SANDAKAN SURPRISE: Prime minister reaches out to the people with walkabout at two markets
ALL it took was to introduce himself as "Ajib Gor" and Prime Minister Datuk Seri Najib Razak became an instant hit among more than 1,000 students at a school here yesterday.
The students of the Yu Yuan Independent Chinese School were seated in covered tents fronting the VIP stand when Najib warmed himself up to them by saying: "Nama saya Ajib Gor" (My name is Ajib Gor).
Najib went on to advise the students to be multilingual so as to be globally competitive.
He said proficiency in languages, such as English and Mandarin, would give them an added advantage in the international marketplace.
"I encourage all students to have a multilingual ability right from the school level so that this will serve them well when they enter the job market or decide to go into business."
Najib said one of his children, who is studying at a university in the United States, chose to study Mandarin to improve his multilingual ability.
He said that the university stipulated that its students must be proficient in one additional modern language to graduate.
"For four years, he had to study Mandarin and on completion, I will send him to work in Beijing so that he can further improve his Mandarin skills.
"Last year, during the summer holidays, I sent him to Beijing to study Mandarin for a month at Beijing's Foreign Studies University," Najib added.
Najib said this way, Malaysians could succeed on the global level wherever they were.
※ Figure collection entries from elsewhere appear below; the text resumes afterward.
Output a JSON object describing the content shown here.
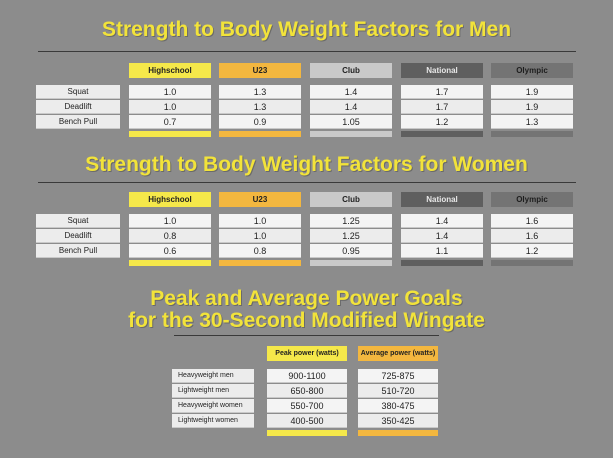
{
  "colors": {
    "background": "#8c8c8c",
    "title": "#f2e33a",
    "highschool": "#f5e84a",
    "u23": "#f3b73f",
    "club": "#c9c9c9",
    "national": "#5f5f5f",
    "olympic": "#747474",
    "peak": "#f5e84a",
    "average": "#f3b73f"
  },
  "men": {
    "title": "Strength to Body Weight Factors for Men",
    "columns": [
      "Highschool",
      "U23",
      "Club",
      "National",
      "Olympic"
    ],
    "rows": [
      {
        "label": "Squat",
        "values": [
          "1.0",
          "1.3",
          "1.4",
          "1.7",
          "1.9"
        ]
      },
      {
        "label": "Deadlift",
        "values": [
          "1.0",
          "1.3",
          "1.4",
          "1.7",
          "1.9"
        ]
      },
      {
        "label": "Bench Pull",
        "values": [
          "0.7",
          "0.9",
          "1.05",
          "1.2",
          "1.3"
        ]
      }
    ]
  },
  "women": {
    "title": "Strength to Body Weight Factors for Women",
    "columns": [
      "Highschool",
      "U23",
      "Club",
      "National",
      "Olympic"
    ],
    "rows": [
      {
        "label": "Squat",
        "values": [
          "1.0",
          "1.0",
          "1.25",
          "1.4",
          "1.6"
        ]
      },
      {
        "label": "Deadlift",
        "values": [
          "0.8",
          "1.0",
          "1.25",
          "1.4",
          "1.6"
        ]
      },
      {
        "label": "Bench Pull",
        "values": [
          "0.6",
          "0.8",
          "0.95",
          "1.1",
          "1.2"
        ]
      }
    ]
  },
  "power": {
    "title_line1": "Peak and Average Power Goals",
    "title_line2": "for the 30-Second Modified Wingate",
    "columns": [
      "Peak power (watts)",
      "Average power (watts)"
    ],
    "rows": [
      {
        "label": "Heavyweight men",
        "values": [
          "900-1100",
          "725-875"
        ]
      },
      {
        "label": "Lightweight men",
        "values": [
          "650-800",
          "510-720"
        ]
      },
      {
        "label": "Heavyweight women",
        "values": [
          "550-700",
          "380-475"
        ]
      },
      {
        "label": "Lightweight women",
        "values": [
          "400-500",
          "350-425"
        ]
      }
    ]
  }
}
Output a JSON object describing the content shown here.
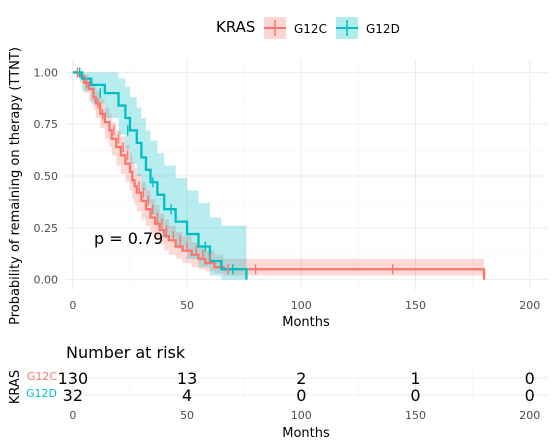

At the function, Najib brought good news for the school's board when he announced that the Federal Government would allocate RM1 million for construction of the school's multipurpose hall, which costs RM5 million.
Najib then performed the ground-breaking ceremony for the hall and planted a tree to mark his visit to the oldest independent Chinese school in the state, which was established in 1962.
The prime minister's approach with the public, including an earlier walkabout yesterday at the markets in two of the most densely populated areas -- Mawar and Kim Fung -- captures his desire to reach out to the people.
Petty trader Sakura Wong, in her 60s, had no qualms standing on a chair and waving to the prime minister, who was at the Mawar market, yesterday.
"Malaysia No. 1 woh!" said Wong to a group of elderly women around a marble table in the covered wet market food court where they would normally gather.
It was not long before Najib turned his attention to Wong and her group, joining them for tea and a chat. It took about a minute to sink in, but soon, the women went back to their chatty mode with Najib.
Choo Kiew Moi, 80, said Najib asked her about a deck of small cards with Chinese characters written on them.
"It is a card game called lok foo which we play," said Choo.
But games aside, Choo also asked Najib about the welfare aid to some of her friends, which had been stopped.
A similar question was asked at the Kim Fung market by Liew Min Shiong, 72, when Najib joined them for coffee and char-kueh (fried cruellers).
Liew said he spoke to former deputy chief minister Datuk Tham Nyip Shen over the issue and was told it would be looked into.
"At least I got to tell our No. 1 leader about my problem."
The walkabout proved to be a show stopper for many of the hawkers and patrons at the two markets. They stopped him for photographs, shook his hands and even engaged in banter.
A common topic was the 1Malaysia People's Aid Fund (BR1M) where the government gave RM500 to 4.12 million households.
Wong, Choo and Liew expressed their gratitude to Najib over the assistance.